Marketing Glossary - Data - Kafka

Kafka

What is Kafka?

Apache Kafka is an open-source stream-processing software platform developed by LinkedIn and donated to the Apache Software Foundation. It is designed to handle real-time data feeds by providing a unified, high-throughput, low-latency platform for handling real-time data feeds. Kafka functions as a message broker, allowing for the publishing and subscribing to streams of records.

Where is it Used?

Kafka is widely used in scenarios requiring real-time analytics and monitoring, event sourcing, and log aggregation. It is integral in industries like telecommunications, banking, and e-commerce, which require robust systems for processing continuous data streams for applications such as real-time payment processing, activity tracking, and operational metrics.

How Does it Work?

Kafka runs as a cluster on one or more servers that can span multiple datacenters. The Kafka cluster stores streams of records in categories called topics. Each record consists of a key, a value, and a timestamp. Producers publish data to topics and consumers subscribe to topics to receive records. Data is stored in a distributed, durable, fault-tolerant way, and Kafka clusters can expand without downtime.

Why is Kafka Important?

  • High Performance: Kafka can handle millions of messages per second, providing high throughput for both publishing and subscribing.
  • Scalability: It scales horizontally and can handle multiple producers and consumers, allowing it to process streams of data from numerous sources.
  • Durability and Reliability: Kafka replicates data and supports multiple subscribers. It also maintains precise control over where records are stored and ensures that they are durable.

Key Takeaways/Elements:

  • Topics and Partitions: Data within Kafka is categorized into topics. Each topic is further divided into partitions, which allow for data to be split across multiple nodes for fault tolerance.
  • Producers and Consumers: Producers push data to topics while consumers pull data from them. Kafka manages balancing of message processing across consumers.
  • Broker System: Kafka’s broker system helps manage the storage and movement of data, ensuring efficient data transfer.

Real-World Example:

A major financial institution uses Kafka for real-time fraud detection by analyzing transaction data as it flows through their systems. Kafka’s ability to process and make data available immediately helps the institution identify and react to fraudulent transactions within milliseconds.

Use Cases:

  • Event-Driven Architecture: Supports microservices and other event-driven applications by ensuring reliable message delivery in complex, distributed systems.
  • Log Aggregation: Collects and aggregates logs from multiple services and makes them available for processing in a centralized manner.
  • Stream Processing: Integrates with stream processing tools like Apache Flink and Apache Storm to enable real-time data processing and analytics.

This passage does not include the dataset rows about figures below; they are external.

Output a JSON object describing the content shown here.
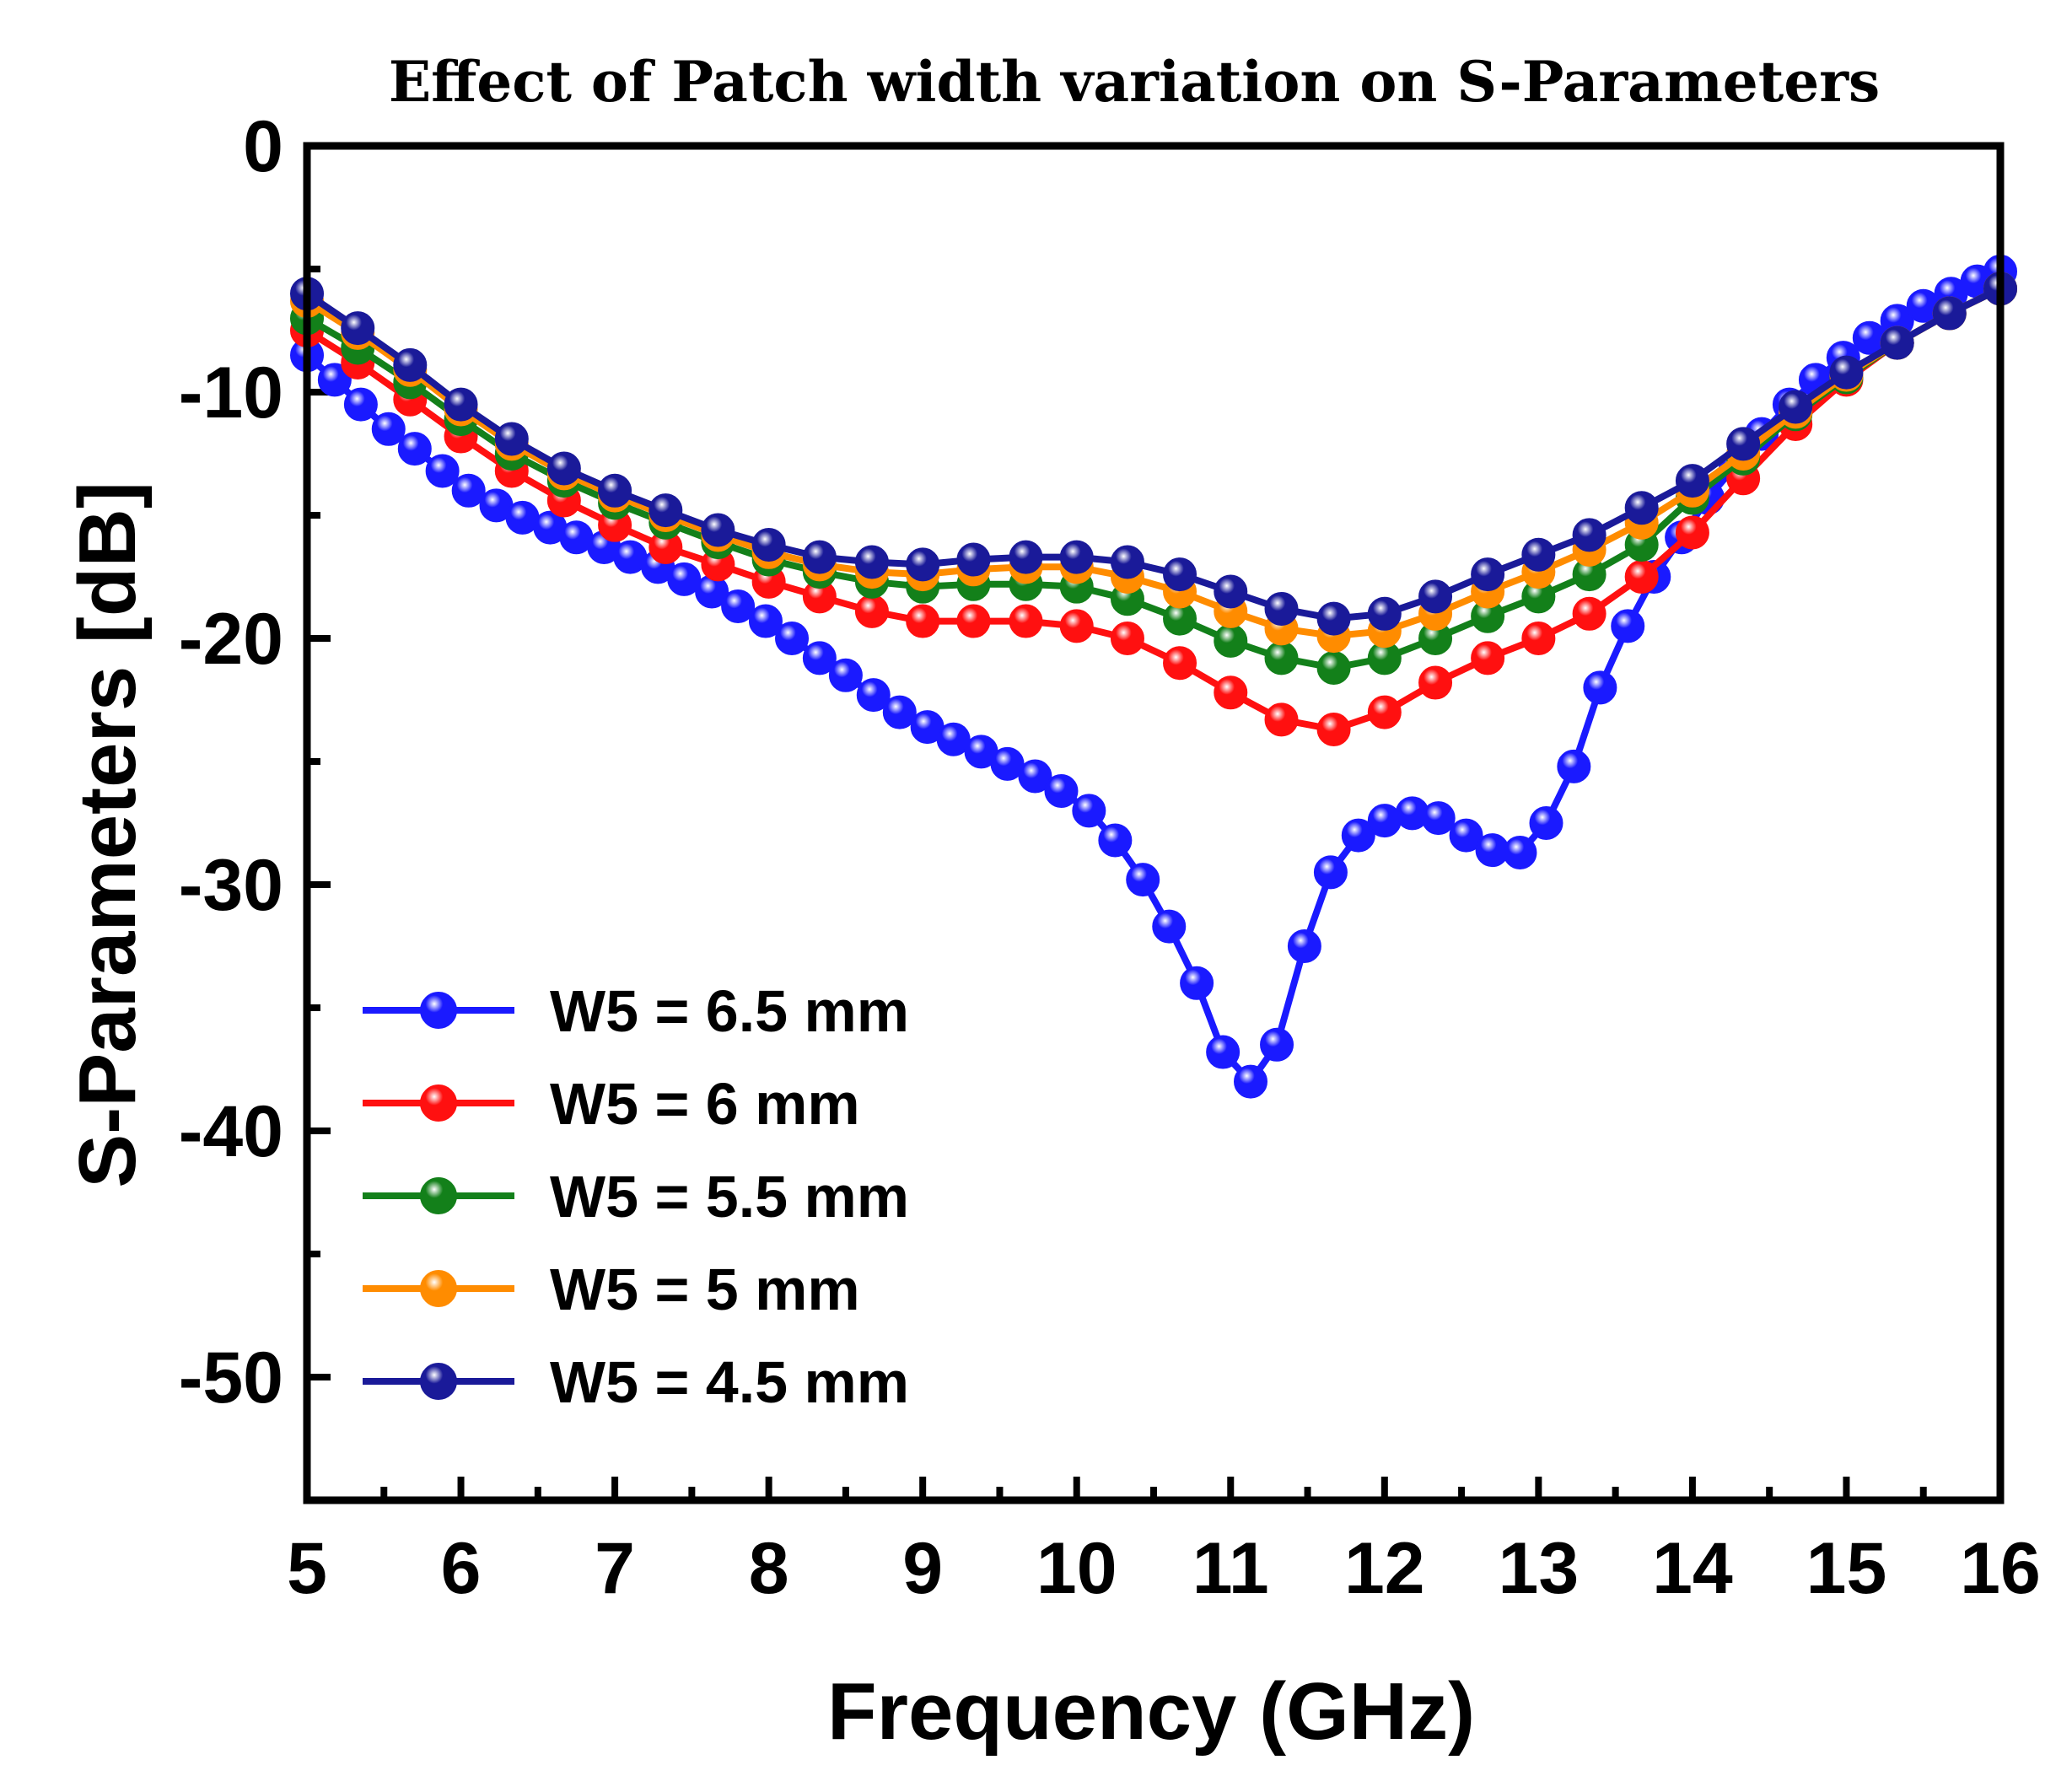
{
  "chart_data": {
    "type": "line",
    "title": "Effect of Patch width variation on S-Parameters",
    "xlabel": "Frequency (GHz)",
    "ylabel": "S-Parameters [dB]",
    "xlim": [
      5,
      16
    ],
    "ylim": [
      -55,
      0
    ],
    "xticks": [
      5,
      6,
      7,
      8,
      9,
      10,
      11,
      12,
      13,
      14,
      15,
      16
    ],
    "yticks": [
      0,
      -10,
      -20,
      -30,
      -40,
      -50
    ],
    "legend_position": "bottom-left",
    "series": [
      {
        "name": "W5 = 6.5 mm",
        "color": "#1a1aff",
        "x": [
          5,
          5.18,
          5.35,
          5.53,
          5.7,
          5.88,
          6.05,
          6.23,
          6.4,
          6.58,
          6.75,
          6.93,
          7.1,
          7.28,
          7.45,
          7.63,
          7.8,
          7.98,
          8.15,
          8.33,
          8.5,
          8.68,
          8.85,
          9.03,
          9.2,
          9.38,
          9.55,
          9.73,
          9.9,
          10.08,
          10.25,
          10.43,
          10.6,
          10.78,
          10.95,
          11.13,
          11.3,
          11.48,
          11.65,
          11.83,
          12.0,
          12.18,
          12.35,
          12.53,
          12.7,
          12.88,
          13.05,
          13.23,
          13.4,
          13.58,
          13.75,
          13.93,
          14.1,
          14.28,
          14.45,
          14.63,
          14.8,
          14.98,
          15.15,
          15.33,
          15.5,
          15.68,
          15.85,
          16
        ],
        "values": [
          -8.5,
          -9.5,
          -10.5,
          -11.5,
          -12.3,
          -13.2,
          -14.0,
          -14.6,
          -15.1,
          -15.5,
          -15.9,
          -16.3,
          -16.7,
          -17.1,
          -17.6,
          -18.1,
          -18.7,
          -19.3,
          -20.0,
          -20.8,
          -21.5,
          -22.3,
          -23.0,
          -23.6,
          -24.1,
          -24.6,
          -25.1,
          -25.6,
          -26.2,
          -27.0,
          -28.2,
          -29.8,
          -31.7,
          -34.0,
          -36.8,
          -38.0,
          -36.5,
          -32.5,
          -29.5,
          -28.0,
          -27.4,
          -27.1,
          -27.3,
          -28.0,
          -28.6,
          -28.7,
          -27.5,
          -25.2,
          -22.0,
          -19.5,
          -17.5,
          -15.9,
          -14.3,
          -13.0,
          -11.7,
          -10.5,
          -9.5,
          -8.6,
          -7.8,
          -7.1,
          -6.5,
          -6.0,
          -5.5,
          -5.1
        ]
      },
      {
        "name": "W5 = 6 mm",
        "color": "#ff1010",
        "x": [
          5,
          5.33,
          5.67,
          6.0,
          6.33,
          6.67,
          7.0,
          7.33,
          7.67,
          8.0,
          8.33,
          8.67,
          9.0,
          9.33,
          9.67,
          10.0,
          10.33,
          10.67,
          11.0,
          11.33,
          11.67,
          12.0,
          12.33,
          12.67,
          13.0,
          13.33,
          13.67,
          14.0,
          14.33,
          14.67,
          15.0,
          15.33,
          15.67,
          16
        ],
        "values": [
          -7.5,
          -8.8,
          -10.3,
          -11.8,
          -13.2,
          -14.4,
          -15.4,
          -16.3,
          -17.0,
          -17.7,
          -18.3,
          -18.9,
          -19.3,
          -19.3,
          -19.3,
          -19.5,
          -20.0,
          -21.0,
          -22.2,
          -23.3,
          -23.7,
          -23.0,
          -21.8,
          -20.8,
          -20.0,
          -19.0,
          -17.5,
          -15.7,
          -13.5,
          -11.3,
          -9.5,
          -8.0,
          -6.8,
          -5.8
        ]
      },
      {
        "name": "W5 = 5.5 mm",
        "color": "#13801a",
        "x": [
          5,
          5.33,
          5.67,
          6.0,
          6.33,
          6.67,
          7.0,
          7.33,
          7.67,
          8.0,
          8.33,
          8.67,
          9.0,
          9.33,
          9.67,
          10.0,
          10.33,
          10.67,
          11.0,
          11.33,
          11.67,
          12.0,
          12.33,
          12.67,
          13.0,
          13.33,
          13.67,
          14.0,
          14.33,
          14.67,
          15.0,
          15.33,
          15.67,
          16
        ],
        "values": [
          -7.0,
          -8.2,
          -9.6,
          -11.1,
          -12.5,
          -13.6,
          -14.5,
          -15.3,
          -16.1,
          -16.8,
          -17.3,
          -17.7,
          -17.9,
          -17.8,
          -17.8,
          -17.9,
          -18.4,
          -19.2,
          -20.1,
          -20.8,
          -21.2,
          -20.8,
          -20.0,
          -19.1,
          -18.3,
          -17.4,
          -16.2,
          -14.3,
          -12.7,
          -10.9,
          -9.4,
          -8.0,
          -6.8,
          -5.8
        ]
      },
      {
        "name": "W5 = 5 mm",
        "color": "#ff8c00",
        "x": [
          5,
          5.33,
          5.67,
          6.0,
          6.33,
          6.67,
          7.0,
          7.33,
          7.67,
          8.0,
          8.33,
          8.67,
          9.0,
          9.33,
          9.67,
          10.0,
          10.33,
          10.67,
          11.0,
          11.33,
          11.67,
          12.0,
          12.33,
          12.67,
          13.0,
          13.33,
          13.67,
          14.0,
          14.33,
          14.67,
          15.0,
          15.33,
          15.67,
          16
        ],
        "values": [
          -6.3,
          -7.6,
          -9.1,
          -10.7,
          -12.1,
          -13.3,
          -14.2,
          -15.0,
          -15.8,
          -16.5,
          -17.0,
          -17.3,
          -17.4,
          -17.2,
          -17.1,
          -17.1,
          -17.5,
          -18.1,
          -18.9,
          -19.6,
          -19.9,
          -19.7,
          -19.0,
          -18.1,
          -17.3,
          -16.4,
          -15.3,
          -14.0,
          -12.5,
          -10.8,
          -9.3,
          -8.0,
          -6.8,
          -5.8
        ]
      },
      {
        "name": "W5 = 4.5 mm",
        "color": "#1a1a99",
        "x": [
          5,
          5.33,
          5.67,
          6.0,
          6.33,
          6.67,
          7.0,
          7.33,
          7.67,
          8.0,
          8.33,
          8.67,
          9.0,
          9.33,
          9.67,
          10.0,
          10.33,
          10.67,
          11.0,
          11.33,
          11.67,
          12.0,
          12.33,
          12.67,
          13.0,
          13.33,
          13.67,
          14.0,
          14.33,
          14.67,
          15.0,
          15.33,
          15.67,
          16
        ],
        "values": [
          -6.0,
          -7.4,
          -8.9,
          -10.5,
          -11.9,
          -13.1,
          -14.0,
          -14.8,
          -15.6,
          -16.2,
          -16.7,
          -16.9,
          -17.0,
          -16.8,
          -16.7,
          -16.7,
          -16.9,
          -17.4,
          -18.1,
          -18.8,
          -19.2,
          -19.0,
          -18.3,
          -17.4,
          -16.6,
          -15.8,
          -14.7,
          -13.6,
          -12.1,
          -10.6,
          -9.2,
          -8.0,
          -6.8,
          -5.8
        ]
      }
    ]
  }
}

Frequently Asked Questions (FAQs):

What makes Kafka different from traditional messaging systems? 

Kafka is designed for high-volume, high-velocity data and is optimized for both real-time and batched consumption, unlike traditional messaging systems that generally focus on low-volume, low-latency communication.

How does Kafka ensure data reliability? 

Kafka ensures data reliability through data replication and maintaining detailed logs of all data passing through the system, allowing for recovery in case of system failures.

Can Kafka serve as a database? 

While Kafka can store data due to its durable storage mechanism, it is primarily a messaging system and is not intended to serve as a primary database.